2025 in Review
I used Claude Code to analyze my git repo contributions from 2025. The numbers are what they are: 9,435 commits across 75+ repositories. That averages to about 26 commits per day, every day, for a year. Whether that's a lot or a little depends on how you count—plenty of those are dependency updates from Renovate, and plenty more are small fixes. But it's a reasonable proxy for the kind of year it was: busy.


The Year of Types
If there's a theme to 2025, it's types. I've been pushing TypeScript for years, but only really started taking Python type hints seriously in 2024, prompted largely by Reactivated. We've done a lot of work at thelab to standardize our tooling around Reactivated and the Wagtail CMS. This combination lets us unify our templating—server-side and client-side—to just be React, eschewing weakly-typed Django templates entirely. Even better, it lets us type check our code, even data structures from Wagtail StreamFields and blocks, all the way from the database to the front-end templates.
That, combined with the improved generics in Python 3.12, triggered us to finally take Python type hints seriously. As a result, all but one of our Python projects now have full strict-mode type coverage via mypy.
The tooling caught up too. We migrated from black and flake8 to ruff across all Python projects. It's faster, it's simpler, and it does both formatting and linting in one tool. We also moved from Poetry to uv for Python package management. Poetry was a great tool and I still like it—uv is just a little better. The biggest subtle-benefit we found was the ability to use uv in your shebang line and define inline script dependencies. No more creating a virtualenv just to run a one-off script.
Another tool I came to love in 2025 is mise. It's already become our standard for defining tooling versions, replacing pyenv and nvm. And it's started replacing Make as a task runner on a few projects too.
On the TypeScript side, we continued using io-ts and fp-ts for runtime type validation. Zod gets more attention these days, but we've been so happy with io-ts that I've seen no reason to consider switching. We also forked and started maintaining ts-to-io, which converts TypeScript types into io-ts codecs. When your API responses are validated at the boundary, you can trust the types throughout the rest of your code.
Open Source Highlights
One new open-source library that I'm excited about right now: thelab-typing. thelab-typing includes some utilities for building strongly typed APIs in Django, inspired much by FastAPI. We've started replacing Django REST Framework with it and have been very happy with the results so far. DRF served us well for years, but the lack of proper typing made it increasingly painful as we increased type safety throughout the rest of our codebases. The new approach gives us a single source of truth for API contracts, for both the request and response data shapes. We can then generate TypeScript types, io-ts-codecs, etc from the same Pydantic models we use to validate/serialize the API data—true cross-network type-safe bliss.
Looking Forward to 2026
Some things I'd like to improve or see more of:
More newtypes, fewer primitives. We still pass around a lot of model IDs and other not-really-a-primitive types as plain integers and strings. We've started introducing newtypes and found it extremely useful for catching bugs related to mismatching these types. For example, accidentally pass a ProductID where an OrderID was expected. Even better would be making those newtypes traverse from Python to TypeScript automatically (which we've started to do by adding support for in ts-to-io).
More Result types. We have a Result type implementation in thelab-typing, but it's fairly new and not widely or consistently used across our projects. Encoding success and failure in the type system instead of relying on exceptions makes code easier to reason about.
More adoption of gradual typing in Python.
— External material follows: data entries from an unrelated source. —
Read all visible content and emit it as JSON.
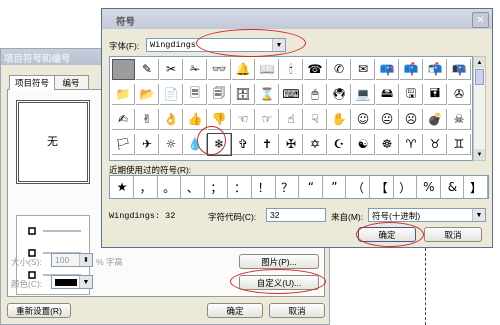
{
  "bullets_dialog": {
    "title": "项目符号和编号",
    "tabs": [
      "项目符号",
      "编号"
    ],
    "none_label": "无",
    "size_label": "大小(S):",
    "size_value": "100",
    "size_unit": "% 字高",
    "color_label": "颜色(C):",
    "picture_button": "图片(P)...",
    "customize_button": "自定义(U)...",
    "reset_button": "重新设置(R)",
    "ok_button": "确定",
    "cancel_button": "取消"
  },
  "symbol_dialog": {
    "title": "符号",
    "close_glyph": "✕",
    "font_label": "字体(F):",
    "font_value": "Wingdings",
    "grid_glyphs": [
      "",
      "✎",
      "✂",
      "✁",
      "👓",
      "🔔",
      "📖",
      "🕯",
      "☎",
      "✆",
      "✉",
      "📪",
      "📫",
      "📬",
      "📭",
      "📁",
      "📂",
      "📄",
      "🗏",
      "🗐",
      "🗄",
      "⌛",
      "⌨",
      "🖱",
      "🖲",
      "💻",
      "🖴",
      "🖫",
      "🖬",
      "✇",
      "✍",
      "✌",
      "👌",
      "👍",
      "👎",
      "☜",
      "☞",
      "☝",
      "☟",
      "✋",
      "☺",
      "😐",
      "☹",
      "💣",
      "☠",
      "🏳",
      "✈",
      "☼",
      "💧",
      "❄",
      "✞",
      "✝",
      "✠",
      "✡",
      "☪",
      "☯",
      "☸",
      "♈",
      "♉",
      "♊"
    ],
    "recent_label": "近期使用过的符号(R):",
    "recent_symbols": [
      "★",
      "，",
      "。",
      "、",
      "；",
      "：",
      "！",
      "？",
      "“",
      "”",
      "（",
      "【",
      "）",
      "%",
      "&",
      "】"
    ],
    "name_text": "Wingdings: 32",
    "char_code_label": "字符代码(C):",
    "char_code_value": "32",
    "from_label": "来自(M):",
    "from_value": "符号(十进制)",
    "ok_button": "确定",
    "cancel_button": "取消"
  },
  "colors": {
    "dialog_bg": "#ece9d8",
    "highlight_ring": "#d12a2a"
  }
}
The tooling is there—mypy, pyright, basedpyright—and the benefits compound over time. Every # type: ignore is tech debt. Every properly typed function is documentation that can't get out of date. Library authors especially—looking at you Django & Wagtail—should absolutely be adopting type hints at full-steam.
Less churn in JavaScript bundlers and meta-frameworks. I don't need a new build tool every six months. I need the current one to keep working.
Continued progress on AI tooling. Programming with LLMs gets most of the attention right now—they absolutely are amazingly powerful tools to pair program with. But they also have a ton real value in the realms of code review, research, and debugging. I'm hoping the tooling in these areas continues to improve.